Sunday, December 04, 2005

solitude for the desolate

I always was worried what would happen next. Always worried what ppl might think.

“What if ppl laugh at me or think i'm uncool? What if it'd made me look like a fool?"

Of course that has changed. I’ve grown.
Lately, in line with would happen to my future, of course, I’ve been thinking:

“When will I ever get to go home to Malaysia? To see friends and family again and see my home once more?”

Today, while walking home from peds emerge, the sky was as beautiful as it was yesterday. Sun setting in the west, with the sky orangey around it but blue everywhere else. And something about the blue was so different. The comforting light blue, that does so well in making me feel so secured. It wasn’t a long walk, but I had a good conversation with God. I felt my questions were answered all suddenly, and that it was all going to be fine, that my trust in God has not been misplaced.

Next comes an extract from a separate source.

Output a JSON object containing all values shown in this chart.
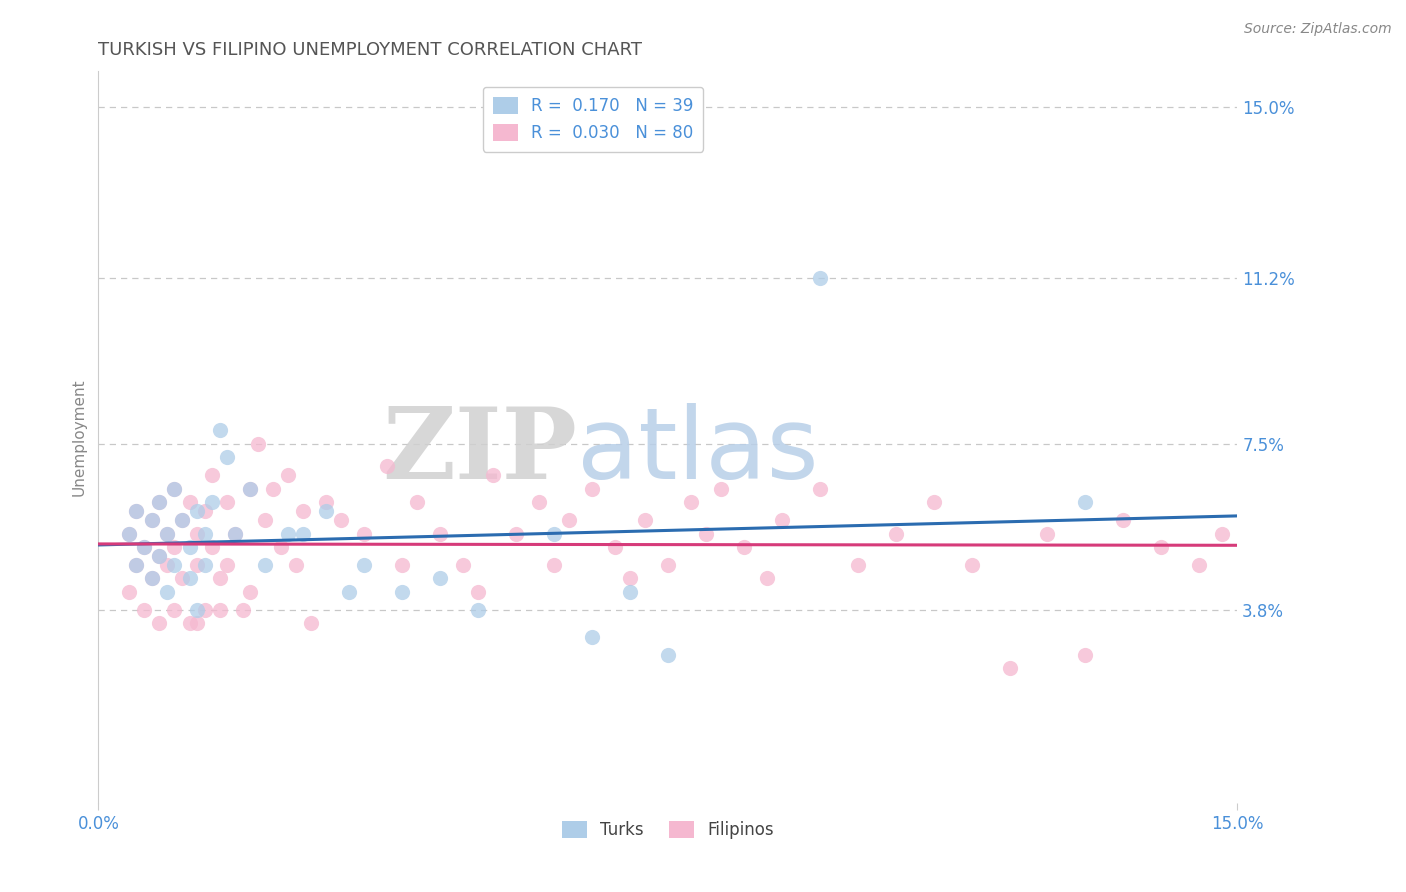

“All you are, is all I want, always
draw me close in your arms oh God,
I want to be with you,
cause all you are is all I want, always
draw me close in your arms oh God,
I want to be with you”

At that point of time, I felt, that’s all that mattered, that if God would keep me close, nothing else would matter. Every tear, every joy, every dream, every fear has all been conquered by God. It doesn’t matter how long before I go home, or how long I will be away from home. Whichever. My home is where God is, and that would be everywhere.
All God is, is all I want. Nothing else. God fulfills my soul. Every inch of me is quenched by His presence.

I almost cried. I nearly did. Almost.

I guess the blue sky was so comforting because it was so calm. No matter how hard the winds blow, or if the sun wasn’t up, whether the clouds and rain are in the way, at the end, the sky remains the same. Really unchanged by the weather. Hence, neither will I be fazed be put down, and I will soar with the eagles as my God is with me always.